In his 2007 autobiography, It’s In The Blood: My Life, he writes: ‘The balance between acting responsibly and irresponsibly was fragile and has remained so throughout my rugby career.
‘Anyone who saw how I conducted myself at Ampleforth would not have been too surprised that I got, and then lost, the England captaincy. That sums up a lot about my character.’
He has, it would seem, at least some self-awareness.
As for his finances, the £2,500 monthly rent on his modest new home is indeed steep.
He lives there with his new partner and dog, a golden retriever named Ziggy, which has its own TikTok account.
Those close to him say he is committed to the work of his charity, which uses rugby as a tool to help young people who have been excluded from school.
Sportswriter and novelist Alison Kervin says Dallaglio has always been incredibly generous.
‘I have asked him to help with a couple of charities I’m involved in, coming to large dinners as the star guest, to be interviewed by me on stage. He always comes, and he’s always great – very helpful and generous with his time.
‘On one occasion, he refused to have a free drink, and insisted on charging nothing to the charity, paying for his own cabs home and his own drinks. He’s an incredibly decent man with a real focus on charity and helping people.’
And there lies the curious dichotomy of Lawrence Dallaglio. As another friend adds: ‘He has helped raise millions for other people while going broke himself.

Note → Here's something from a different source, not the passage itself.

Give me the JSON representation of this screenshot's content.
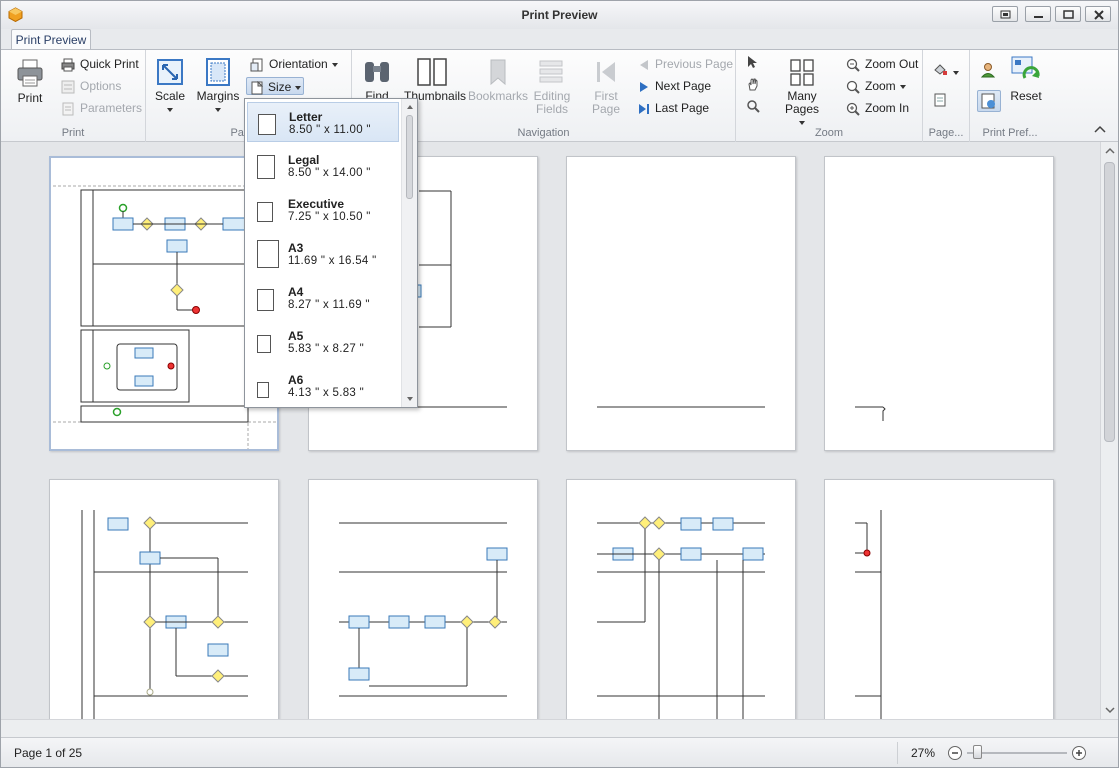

‘He was a disciplined athlete and an undisciplined man, but along the way he raised a lot of money for those less fortunate. Maybe that says something good about him, rather than bad.
‘And let’s not judge someone’s personal life when they are single, marriage broken up, career over. It was a tough time for him.’

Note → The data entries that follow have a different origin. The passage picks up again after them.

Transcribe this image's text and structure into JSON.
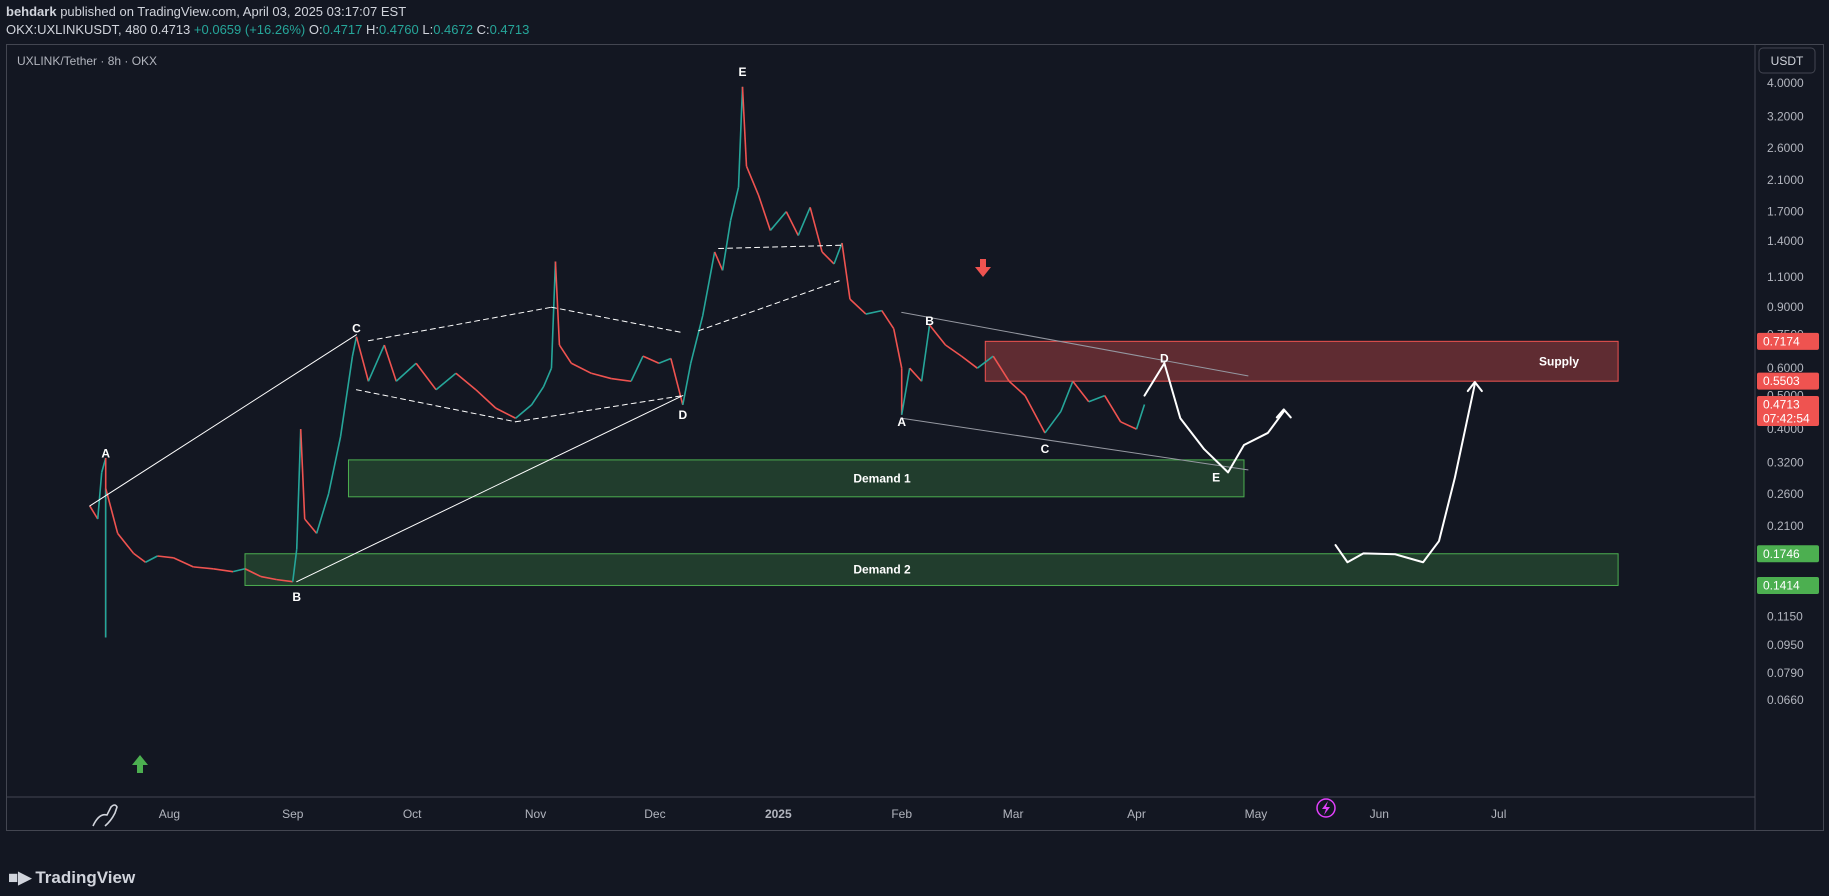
{
  "header": {
    "author": "behdark",
    "published_text": "published on TradingView.com, April 03, 2025 03:17:07 EST",
    "symbol_line": "OKX:UXLINKUSDT, 480",
    "last": "0.4713",
    "change": "+0.0659 (+16.26%)",
    "o_label": "O:",
    "o": "0.4717",
    "h_label": "H:",
    "h": "0.4760",
    "l_label": "L:",
    "l": "0.4672",
    "c_label": "C:",
    "c": "0.4713"
  },
  "chart_title": "UXLINK/Tether · 8h · OKX",
  "currency_button": "USDT",
  "footer": {
    "brand": "TradingView"
  },
  "colors": {
    "background": "#131722",
    "up": "#26a69a",
    "down": "#ef5350",
    "supply_zone": "#ef5350",
    "demand_zone": "#4caf50",
    "drawing": "#ffffff"
  },
  "chart_data": {
    "type": "candlestick",
    "symbol": "UXLINKUSDT",
    "exchange": "OKX",
    "interval": "8h",
    "scale": "log",
    "y_ticks": [
      "4.0000",
      "3.2000",
      "2.6000",
      "2.1000",
      "1.7000",
      "1.4000",
      "1.1000",
      "0.9000",
      "0.7500",
      "0.6000",
      "0.5000",
      "0.4000",
      "0.3200",
      "0.2600",
      "0.2100",
      "0.1700",
      "0.1400",
      "0.1150",
      "0.0950",
      "0.0790",
      "0.0660"
    ],
    "x_ticks": [
      "Aug",
      "Sep",
      "Oct",
      "Nov",
      "Dec",
      "2025",
      "Feb",
      "Mar",
      "Apr",
      "May",
      "Jun",
      "Jul"
    ],
    "price_labels": [
      {
        "label": "0.7174",
        "kind": "supply"
      },
      {
        "label": "0.5503",
        "kind": "supply"
      },
      {
        "label": "0.4713",
        "kind": "last",
        "countdown": "07:42:54"
      },
      {
        "label": "0.1746",
        "kind": "demand"
      },
      {
        "label": "0.1414",
        "kind": "demand"
      }
    ],
    "zones": [
      {
        "name": "Supply",
        "top": 0.7174,
        "bottom": 0.5503,
        "from": "2025-02-22",
        "to": "2025-07-31",
        "kind": "supply"
      },
      {
        "name": "Demand 1",
        "top": 0.326,
        "bottom": 0.255,
        "from": "2024-09-15",
        "to": "2025-04-28",
        "kind": "demand"
      },
      {
        "name": "Demand 2",
        "top": 0.1746,
        "bottom": 0.1414,
        "from": "2024-08-20",
        "to": "2025-07-31",
        "kind": "demand"
      }
    ],
    "wave_labels": [
      {
        "text": "A",
        "date": "2024-07-16",
        "price": 0.34
      },
      {
        "text": "B",
        "date": "2024-09-02",
        "price": 0.131
      },
      {
        "text": "C",
        "date": "2024-09-17",
        "price": 0.78
      },
      {
        "text": "D",
        "date": "2024-12-08",
        "price": 0.44
      },
      {
        "text": "E",
        "date": "2024-12-23",
        "price": 4.3
      },
      {
        "text": "A",
        "date": "2025-02-01",
        "price": 0.42
      },
      {
        "text": "B",
        "date": "2025-02-08",
        "price": 0.82
      },
      {
        "text": "C",
        "date": "2025-03-09",
        "price": 0.35
      },
      {
        "text": "D",
        "date": "2025-04-08",
        "price": 0.64
      },
      {
        "text": "E",
        "date": "2025-04-21",
        "price": 0.29
      }
    ],
    "price_path": [
      [
        "2024-07-12",
        0.24
      ],
      [
        "2024-07-14",
        0.22
      ],
      [
        "2024-07-15",
        0.3
      ],
      [
        "2024-07-16",
        0.33
      ],
      [
        "2024-07-16",
        0.1
      ],
      [
        "2024-07-16",
        0.27
      ],
      [
        "2024-07-19",
        0.2
      ],
      [
        "2024-07-23",
        0.175
      ],
      [
        "2024-07-26",
        0.165
      ],
      [
        "2024-07-29",
        0.172
      ],
      [
        "2024-08-02",
        0.17
      ],
      [
        "2024-08-07",
        0.16
      ],
      [
        "2024-08-12",
        0.158
      ],
      [
        "2024-08-17",
        0.155
      ],
      [
        "2024-08-20",
        0.158
      ],
      [
        "2024-08-24",
        0.15
      ],
      [
        "2024-08-28",
        0.147
      ],
      [
        "2024-09-01",
        0.145
      ],
      [
        "2024-09-02",
        0.18
      ],
      [
        "2024-09-03",
        0.4
      ],
      [
        "2024-09-04",
        0.22
      ],
      [
        "2024-09-07",
        0.2
      ],
      [
        "2024-09-10",
        0.26
      ],
      [
        "2024-09-13",
        0.38
      ],
      [
        "2024-09-16",
        0.65
      ],
      [
        "2024-09-17",
        0.74
      ],
      [
        "2024-09-20",
        0.55
      ],
      [
        "2024-09-24",
        0.7
      ],
      [
        "2024-09-27",
        0.55
      ],
      [
        "2024-10-02",
        0.62
      ],
      [
        "2024-10-07",
        0.52
      ],
      [
        "2024-10-12",
        0.58
      ],
      [
        "2024-10-17",
        0.52
      ],
      [
        "2024-10-22",
        0.46
      ],
      [
        "2024-10-27",
        0.43
      ],
      [
        "2024-10-31",
        0.47
      ],
      [
        "2024-11-03",
        0.53
      ],
      [
        "2024-11-05",
        0.6
      ],
      [
        "2024-11-06",
        1.22
      ],
      [
        "2024-11-07",
        0.7
      ],
      [
        "2024-11-10",
        0.62
      ],
      [
        "2024-11-15",
        0.58
      ],
      [
        "2024-11-20",
        0.56
      ],
      [
        "2024-11-25",
        0.55
      ],
      [
        "2024-11-28",
        0.65
      ],
      [
        "2024-12-02",
        0.62
      ],
      [
        "2024-12-05",
        0.64
      ],
      [
        "2024-12-08",
        0.47
      ],
      [
        "2024-12-10",
        0.62
      ],
      [
        "2024-12-13",
        0.85
      ],
      [
        "2024-12-16",
        1.3
      ],
      [
        "2024-12-18",
        1.15
      ],
      [
        "2024-12-20",
        1.6
      ],
      [
        "2024-12-22",
        2.0
      ],
      [
        "2024-12-23",
        3.9
      ],
      [
        "2024-12-24",
        2.3
      ],
      [
        "2024-12-27",
        1.9
      ],
      [
        "2024-12-30",
        1.5
      ],
      [
        "2025-01-03",
        1.7
      ],
      [
        "2025-01-06",
        1.45
      ],
      [
        "2025-01-09",
        1.75
      ],
      [
        "2025-01-12",
        1.3
      ],
      [
        "2025-01-15",
        1.2
      ],
      [
        "2025-01-17",
        1.38
      ],
      [
        "2025-01-19",
        0.95
      ],
      [
        "2025-01-23",
        0.86
      ],
      [
        "2025-01-27",
        0.88
      ],
      [
        "2025-01-30",
        0.78
      ],
      [
        "2025-02-01",
        0.6
      ],
      [
        "2025-02-01",
        0.44
      ],
      [
        "2025-02-03",
        0.6
      ],
      [
        "2025-02-06",
        0.55
      ],
      [
        "2025-02-08",
        0.8
      ],
      [
        "2025-02-12",
        0.7
      ],
      [
        "2025-02-16",
        0.65
      ],
      [
        "2025-02-20",
        0.6
      ],
      [
        "2025-02-24",
        0.65
      ],
      [
        "2025-02-28",
        0.55
      ],
      [
        "2025-03-04",
        0.5
      ],
      [
        "2025-03-09",
        0.39
      ],
      [
        "2025-03-13",
        0.45
      ],
      [
        "2025-03-16",
        0.55
      ],
      [
        "2025-03-20",
        0.48
      ],
      [
        "2025-03-24",
        0.5
      ],
      [
        "2025-03-28",
        0.42
      ],
      [
        "2025-04-01",
        0.4
      ],
      [
        "2025-04-03",
        0.4713
      ]
    ]
  }
}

Dallalgio’s solicitor, Sanjeev Punj, told the Daily Mail: ‘As this is ongoing before the court, it would not be appropriate to comment further at this stage.’
There have been further challenging times in his personal life. His mother, Eileen, died of cancer in 2008. And on Christmas Day last year, he announced on
Instagram that his father, Vincenzo, had passed away peacefully aged 91 following a long battle with dementia.
Dallaglio is understood to have been his father’s primary carer and to have told the court that ‘personal circumstances’, in particular his father’s failing health and death, had impacted his ‘level of engagement’.
Announcing Vincenzo’s death, Dallaglio shared a photograph of his parents next to the World Cup trophy.
It can only be hoped that the memories of those who loved and supported him through the highs and lows can help Lawrence Dallaglio get a grip on his personal finances.
Maybe he will also be able to find that elusive balance between responsibility and irresponsibility he once spoke of.